At the forefront of this wave of spatial technologies lies APPLE, a company whose name has fast become synonymous with innovation. Having revolutionised mobile computing in the 1980s with its first personal computer, and then reshaping the digital world of communication with the invention of the iPhone in the mid-2000s, APPLE’s climb to the leading pack of digital innovators has been surely cemented by its most recent moves into spatial computing. The trail the Company is blazing today is not just one that will bring us into the future, but one that can be best defined as the future itself. From early moves to boost cross-device compatibility between APPLE’s Mac computers and its suite of iOS devices, to more recent attempts to create one of the richest widely distributed ecosystems for XR technologies (comprising apps that span 2D, 3D, AR as well as VR), APPLE is signalling its intention to help integrate the digital world more deeply into our physical environment.
Gizmogo is an online marketplace where you can quickly exchange your APPLE device for cash in a 3 move transaction. Just go to their website, choose your used APPLE model, and get an instant quote.
We’ve started selling our used APPLE products on Gizmogo because it’s priced competitively, offers timely payment and great customer service. For us, Gizmogo is an excellent platform for selling used APPLE products.
Indeed, Gizmogo will buy pretty much any APPLE product you can think of. This includes the aforementioned APPLE Vision Pro headset: just type your product into search, get a quote, and ship it when you are ready.
Yes. We care about the customer and its privacy. Everything is protected here—from data wiping to a secure payment system—you, as a customer, are safe.
Besides speedy payment, Gizmogo has a high-ranking popularity. You will get a payment for your APPLE product within a business day of receiving and inspecting it – advantageous for selling an APPLE gadget.

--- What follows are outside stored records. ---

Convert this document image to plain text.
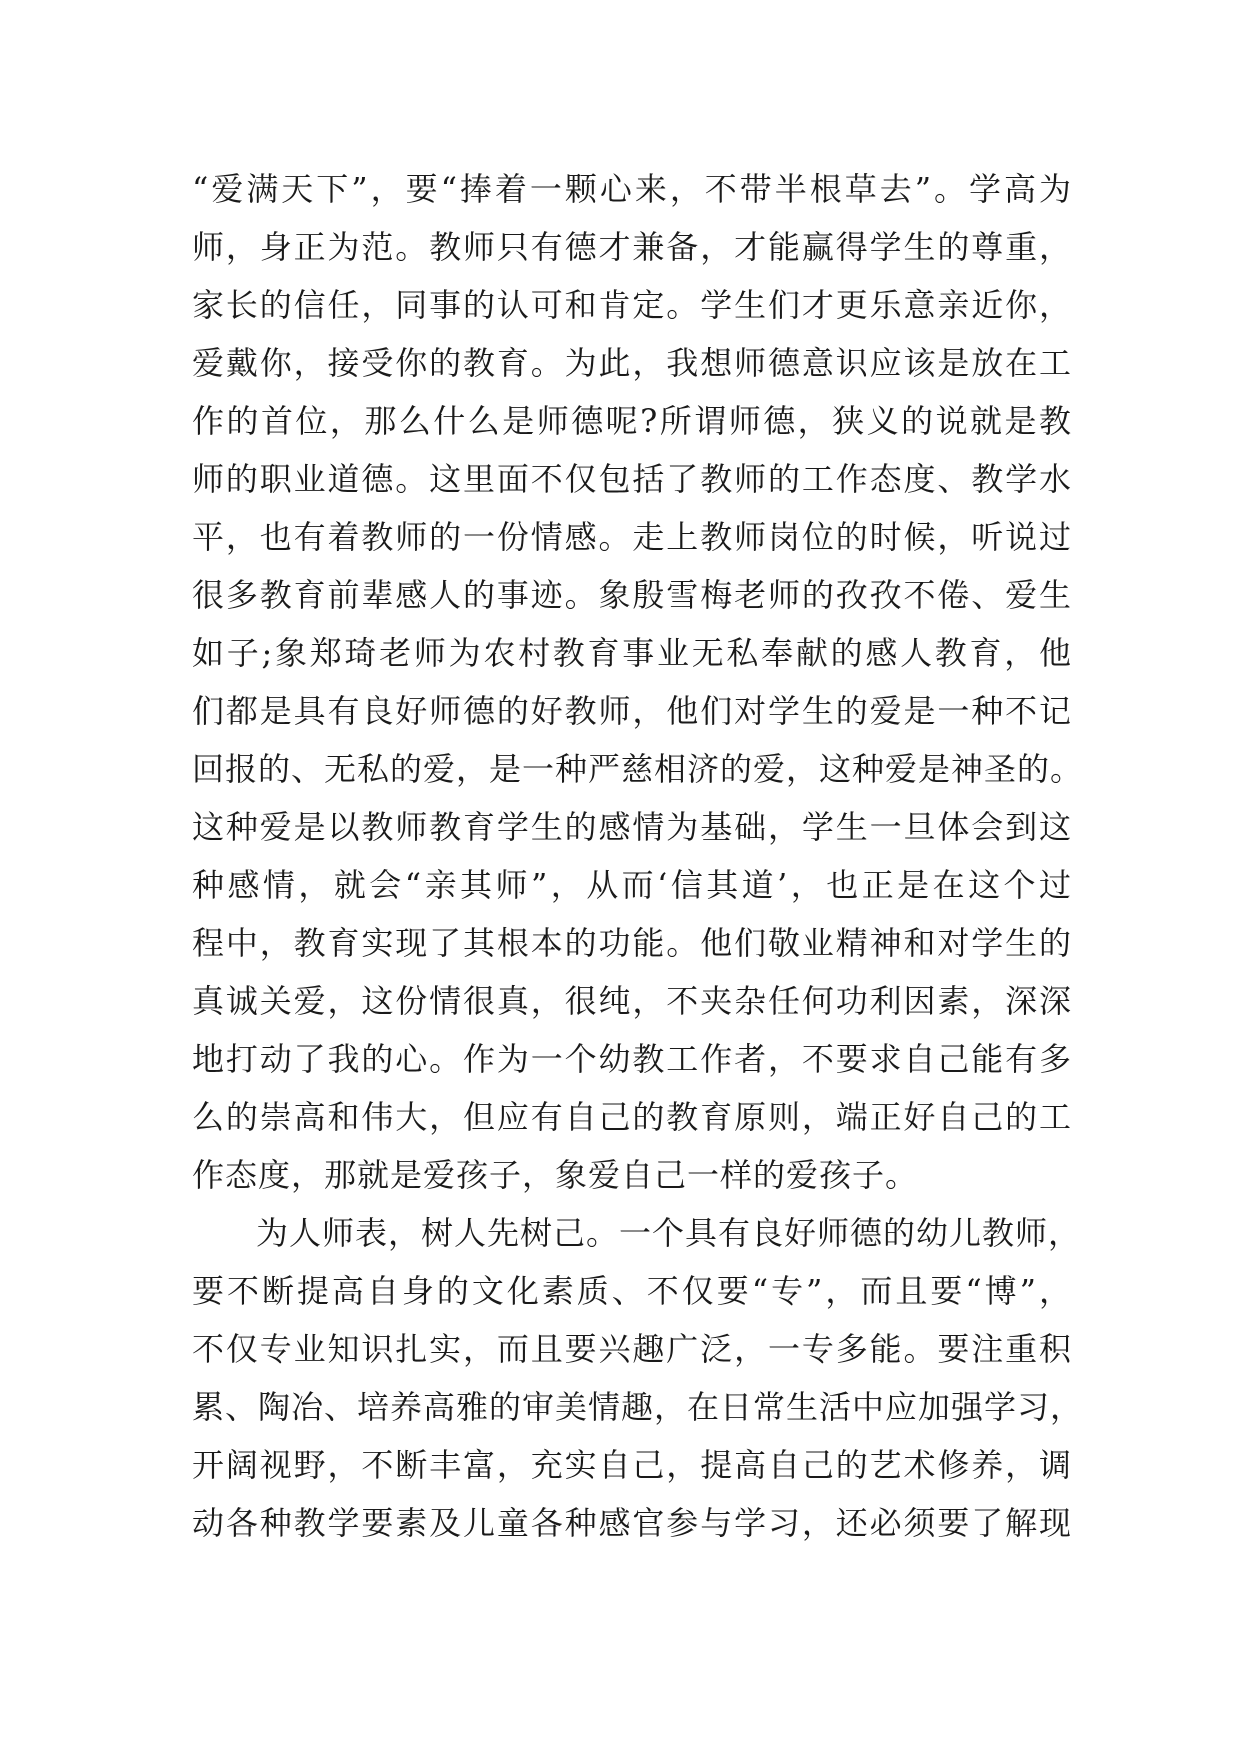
“爱满天下”，要“捧着一颗心来，不带半根草去”。学高为
师，身正为范。教师只有德才兼备，才能赢得学生的尊重，
家长的信任，同事的认可和肯定。学生们才更乐意亲近你，
爱戴你，接受你的教育。为此，我想师德意识应该是放在工
作的首位，那么什么是师德呢?所谓师德，狭义的说就是教
师的职业道德。这里面不仅包括了教师的工作态度、教学水
平，也有着教师的一份情感。走上教师岗位的时候，听说过
很多教育前辈感人的事迹。象殷雪梅老师的孜孜不倦、爱生
如子;象郑琦老师为农村教育事业无私奉献的感人教育，他
们都是具有良好师德的好教师，他们对学生的爱是一种不记
回报的、无私的爱，是一种严慈相济的爱，这种爱是神圣的。
这种爱是以教师教育学生的感情为基础，学生一旦体会到这
种感情，就会“亲其师”，从而‘信其道’，也正是在这个过
程中，教育实现了其根本的功能。他们敬业精神和对学生的
真诚关爱，这份情很真，很纯，不夹杂任何功利因素，深深
地打动了我的心。作为一个幼教工作者，不要求自己能有多
么的崇高和伟大，但应有自己的教育原则，端正好自己的工
作态度，那就是爱孩子，象爱自己一样的爱孩子。
为人师表，树人先树己。一个具有良好师德的幼儿教师，
要不断提高自身的文化素质、不仅要“专”，而且要“博”，
不仅专业知识扎实，而且要兴趣广泛，一专多能。要注重积
累、陶冶、培养高雅的审美情趣，在日常生活中应加强学习，
开阔视野，不断丰富，充实自己，提高自己的艺术修养，调
动各种教学要素及儿童各种感官参与学习，还必须要了解现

It’s the ragtag nature of the game, the built-for-purpose hardware, the cutting edge – all related by the particular product line of one dot-brand: APPLE. In this author’s estimation, APPLE’s continued efforts in spatial computing (first announced with the APPLE Vision Pro) are crucial to the future of digital fabrication and, yes, the future of the human experience of our collective digital and physical realities. Selling your APPLE products to Gizmogo doesn’t just make ‘supporting the Mac-influential review site’ a reality. It makes you a part of history. Nothing frustrates the average consumer more than the need to return or replace a digital device. That’s why the authors of this answer are extremely reluctant to also write APPLE’s obituary. APPLE still plays an important role at nearly every point along our circuit. As of this writing, everything still points upward.